Niangouna’s tekst is een uitbundige mix van Afrikaanse mythen en legenden en filosofisch getinte beschouwingen over Afrika en over ons Westerlingen, boordevol referenties aan het geweld dat de Afrikanen blijft teisteren. Er zitten heel mooie passages tussen, zoals wanneer Niangouna zelf zijn verbazing etaleert over de welvaartsziektes waaraan de moderne mens vreest te overlijden. ‘Mensen zonder hart kunnen geen hartaanval krijgen,’ werpt hij tegen. Wij kunnen alleen met geweld worden gedood – de zelfrechtvaardiging van de Afrikaanse rebel voor zijn uitbundige gebruik van hakmes en Kalasjnikov. ‘Onderontwikkeling en de elektrische stoel zijn de enige echte ziektes.’

De acteurs in Shéda – de titel is een kruising tussen de Swahili-woorden voor markt en duivel – ‘belichamen gevallen goden uit een lang vervlogen tijd, die na een apocalyptische gebeurtenis als geesten of in dromen terugkeren naar een uitgedroogde, hedendaagse wereld’, aldus de toelichting bij de voorstelling. Door het vele stoeien, rollen en vallen van de spelers hangen er inderdaad binnen de kortste keren dichte stofwolken boven het toneel, die later weer in modder veranderen wanneer het vanuit de trekken begint te regenen. Maar echte karakters worden zij daarmee nog niet. En de tekst vertelt ook geen samenhangend verhaal, hij is meer een opeenvolging van anekdotes en beschouwingen. De acteurs brengen hem al die uren op één toonhoogte, roepend en schreeuwend, met monotonie als gevolg.

Twaalf jaar lang was Niangouna met Shéda bezig. Hij stopte er alles in. Om te beginnen zijn eigen turbulente leven. Hij stichtte zijn eigen ensemble, Les Bruits de la Rue (het lawaai van de straat) in 1997 in Brazzaville, toen alles in Congo, theaters incluis, door het geweld van de burgeroorlog in puin was gelegd. Niangouna wilde het Congolese toneel vanaf de straat weer opbouwen. Met het klassieke Franse theater waarmee hij opgroeide. Met de oude Grieken. Met de overgeleverde verhalen van de Lari-stam waartoe hij zelf behoort. En met de iconische, voornamelijk schokkende beelden van het Afrikaanse nieuws, zoals de Westerse media die overbrengen. Het is erg veel, al met al. Veel teveel om tot een coherente voorstelling te komen.

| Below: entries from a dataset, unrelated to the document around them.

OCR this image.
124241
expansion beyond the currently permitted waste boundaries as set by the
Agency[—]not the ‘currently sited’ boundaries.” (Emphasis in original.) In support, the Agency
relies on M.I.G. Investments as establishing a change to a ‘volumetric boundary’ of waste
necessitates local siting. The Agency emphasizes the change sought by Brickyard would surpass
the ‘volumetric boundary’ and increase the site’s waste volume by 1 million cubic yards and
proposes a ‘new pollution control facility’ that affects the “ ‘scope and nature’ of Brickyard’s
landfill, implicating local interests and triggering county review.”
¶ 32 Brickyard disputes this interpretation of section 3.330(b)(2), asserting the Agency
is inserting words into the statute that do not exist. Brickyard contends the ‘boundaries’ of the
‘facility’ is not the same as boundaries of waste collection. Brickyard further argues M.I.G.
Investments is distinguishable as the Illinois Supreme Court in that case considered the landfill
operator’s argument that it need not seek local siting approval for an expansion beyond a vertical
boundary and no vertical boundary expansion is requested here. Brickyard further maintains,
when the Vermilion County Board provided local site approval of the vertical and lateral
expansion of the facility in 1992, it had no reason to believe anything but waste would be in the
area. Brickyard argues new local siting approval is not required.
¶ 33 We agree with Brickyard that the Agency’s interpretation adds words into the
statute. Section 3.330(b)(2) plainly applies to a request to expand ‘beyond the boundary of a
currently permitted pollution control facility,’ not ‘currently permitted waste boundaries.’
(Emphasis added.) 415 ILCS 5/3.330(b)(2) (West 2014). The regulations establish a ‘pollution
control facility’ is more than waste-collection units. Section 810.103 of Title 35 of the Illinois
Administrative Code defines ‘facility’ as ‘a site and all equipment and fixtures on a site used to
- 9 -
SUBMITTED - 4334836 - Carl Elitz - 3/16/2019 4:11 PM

Dat is jammer, want wij zijn rijp voor de voor ons nieuwe theatrale reflectie door Afrikaanse makers en acteurs op hun eigen cultuur en die van ons. Hoe fraai en verrassend die reflectie kan uitpakken, bewezen recentelijk Hate Radio (op het Groningse festival Noorderzon) en The International Criminal Court (in het Amsterdamse Frascati). Shéda zal in juli te zien zijn tijdens het Festival d’Avignon. Maarten van Hinte, inleider van de Amsterdamse wereldpremière van Shéda, vertelde dat Niangouna zich danig heeft opgewonden over berichten in de Franse media als zou het Avignon-festival ‘de blik hebben gericht op Afrika’. Niangouna wil namelijk helemaal niet als Afrikaanse exoot worden gezien. Hij beschouwt zichzelf als een belangwekkend maker die op de kwaliteit van zijn werk wil worden afgerekend, ongeacht zijn herkomst.

Kan zijn. Maar kom dan ook met een goede reden om je publiek vijfeneenhalf uur lang aan zijn stoel gekluisterd te houden. Shéda voldoet niet aan die eis.